COVID-19 and water-saving: Let’s revisit the everyday experiences of water consumption

The global pandemic (COVID-19) might partly be considered a WASH disease which requires precautionary measures such as regular hand washing, drinking more water etc.

In the past year, many parts South Africa has experienced some of the worst droughts and water shortages leading to residents relying heavily on water tanks.

According to the water and sanitation department, South Africans used more water than what the supply could provide.

Therefore, while we are washing our hands, we should keep in mind that South Africa is a water scarce country, so as to avoid water wastage.  It’s important to save this precious water resource we have currently.

In effect, increasing water shortages, intermittency of water supply, poor infrastructural networks to provide quality drinking water and the spatial splintering that characterise South Africa present a challenge towards supressing COVID-19 spread.

With the ordered national lockdown the demand for water is likely to increase as residents stay indoors and usage increases.

Post COVID-19, people are going to take hygiene much more seriously than before.
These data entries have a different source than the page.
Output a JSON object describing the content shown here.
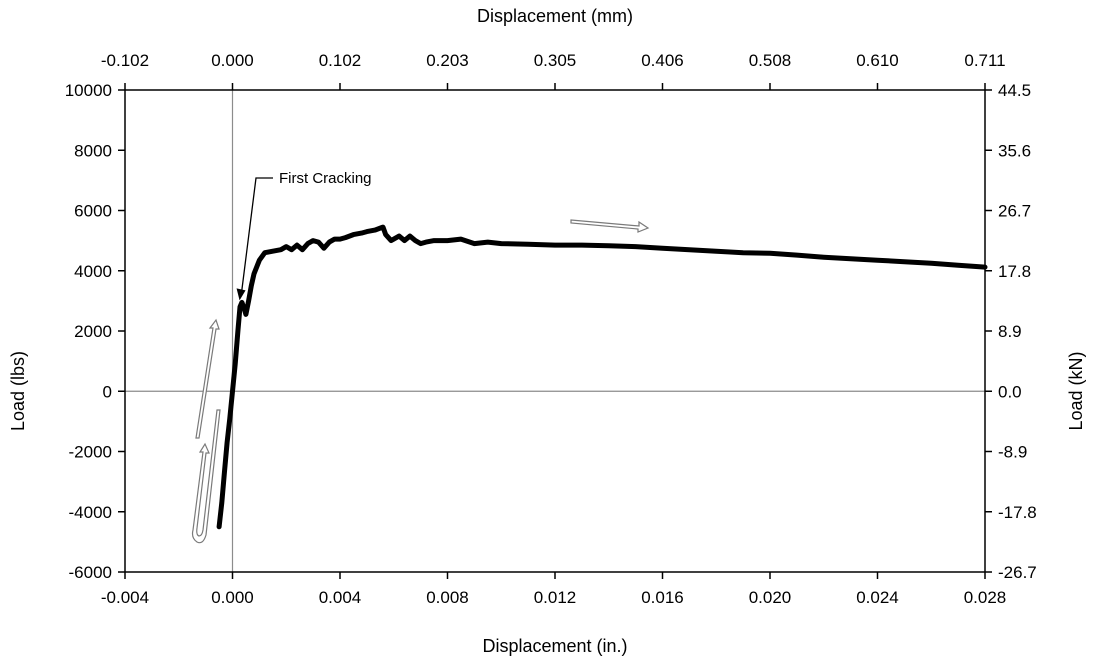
{
  "chart_data": {
    "type": "line",
    "title": "",
    "xlabel": "Displacement (in.)",
    "ylabel": "Load (lbs)",
    "x2label": "Displacement (mm)",
    "y2label": "Load (kN)",
    "xlim": [
      -0.004,
      0.028
    ],
    "ylim": [
      -6000,
      10000
    ],
    "grid": false,
    "legend": "none",
    "x_ticks": [
      "-0.004",
      "0.000",
      "0.004",
      "0.008",
      "0.012",
      "0.016",
      "0.020",
      "0.024",
      "0.028"
    ],
    "y_ticks": [
      "-6000",
      "-4000",
      "-2000",
      "0",
      "2000",
      "4000",
      "6000",
      "8000",
      "10000"
    ],
    "x2_ticks": [
      "-0.102",
      "0.000",
      "0.102",
      "0.203",
      "0.305",
      "0.406",
      "0.508",
      "0.610",
      "0.711"
    ],
    "y2_ticks": [
      "-26.7",
      "-17.8",
      "-8.9",
      "0.0",
      "8.9",
      "17.8",
      "26.7",
      "35.6",
      "44.5"
    ],
    "series": [
      {
        "color": "#000000",
        "x": [
          -0.0005,
          -0.0004,
          -0.0003,
          -0.0002,
          -0.0001,
          0.0,
          0.0001,
          0.0002,
          0.00028,
          0.00035,
          0.00045,
          0.0005,
          0.0006,
          0.0007,
          0.0008,
          0.001,
          0.0012,
          0.0015,
          0.0018,
          0.002,
          0.0022,
          0.0024,
          0.0026,
          0.0028,
          0.003,
          0.0032,
          0.0034,
          0.0036,
          0.0038,
          0.004,
          0.0042,
          0.0045,
          0.0048,
          0.005,
          0.0053,
          0.0056,
          0.0057,
          0.0059,
          0.006,
          0.0062,
          0.0064,
          0.0066,
          0.0068,
          0.007,
          0.0072,
          0.0075,
          0.008,
          0.0085,
          0.009,
          0.0095,
          0.01,
          0.011,
          0.012,
          0.013,
          0.014,
          0.015,
          0.016,
          0.017,
          0.018,
          0.019,
          0.02,
          0.021,
          0.022,
          0.023,
          0.024,
          0.025,
          0.026,
          0.027,
          0.028
        ],
        "y": [
          -4500,
          -3700,
          -2700,
          -1700,
          -900,
          0,
          900,
          2000,
          2800,
          2950,
          2700,
          2550,
          3000,
          3500,
          3900,
          4350,
          4600,
          4650,
          4700,
          4800,
          4700,
          4850,
          4700,
          4900,
          5000,
          4950,
          4750,
          4950,
          5050,
          5050,
          5100,
          5200,
          5250,
          5300,
          5350,
          5450,
          5200,
          5000,
          5050,
          5150,
          5000,
          5150,
          5000,
          4900,
          4950,
          5000,
          5000,
          5050,
          4900,
          4950,
          4900,
          4880,
          4850,
          4850,
          4830,
          4800,
          4750,
          4700,
          4650,
          4600,
          4580,
          4520,
          4450,
          4400,
          4350,
          4300,
          4250,
          4180,
          4120
        ]
      }
    ],
    "annotations": [
      {
        "text": "First Cracking",
        "x": 0.0003,
        "y": 2950
      }
    ]
  }
}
People will continue to regularly wash their hands; cleaning of homes and offices will be more intense and people will most probably shower / bath much more than before.

This is a perfect time to rethink water consumption services as well as water use behaviours. This crisis provides us with an opportunity to remind ourselves on the importance of preserving water so that we always have supplies.

Smart connectivity carves a path for us to be more efficient in our use of water; effectively reducing the rate and allowing us to manage water consumption more efficiently as far as usage is connected with billing.

Many South Africans are worried about whether they will still have a job post COVID-19. This is causing citizens to be cautious on how they spend their money going forward.

Consumers are able to monitor their water consumptions in Rands and cents using the smart prepaid meters.

The value of a smart meter goes beyond just the consumer, municipalities can also benefit from smart meters by sending automatic notifications to their field teams as the leak is detected. These smart meters also enable municipalities a host of new features to better manage water, just by having near real-time meter readings.

These smart meters transmit their consumption information, which a user can then be able to access through a mobile app on their smartphone. “It is both a monitoring and management device, placing the power of consumption in the hands of the end-user,” says Edwin Sibiya, Lesira-Teq’s Chief Executive Officer. “They can track their water consumption daily or monthly on the Lesira Customer Smartphone Application, and make better decisions about how water is used in their household.”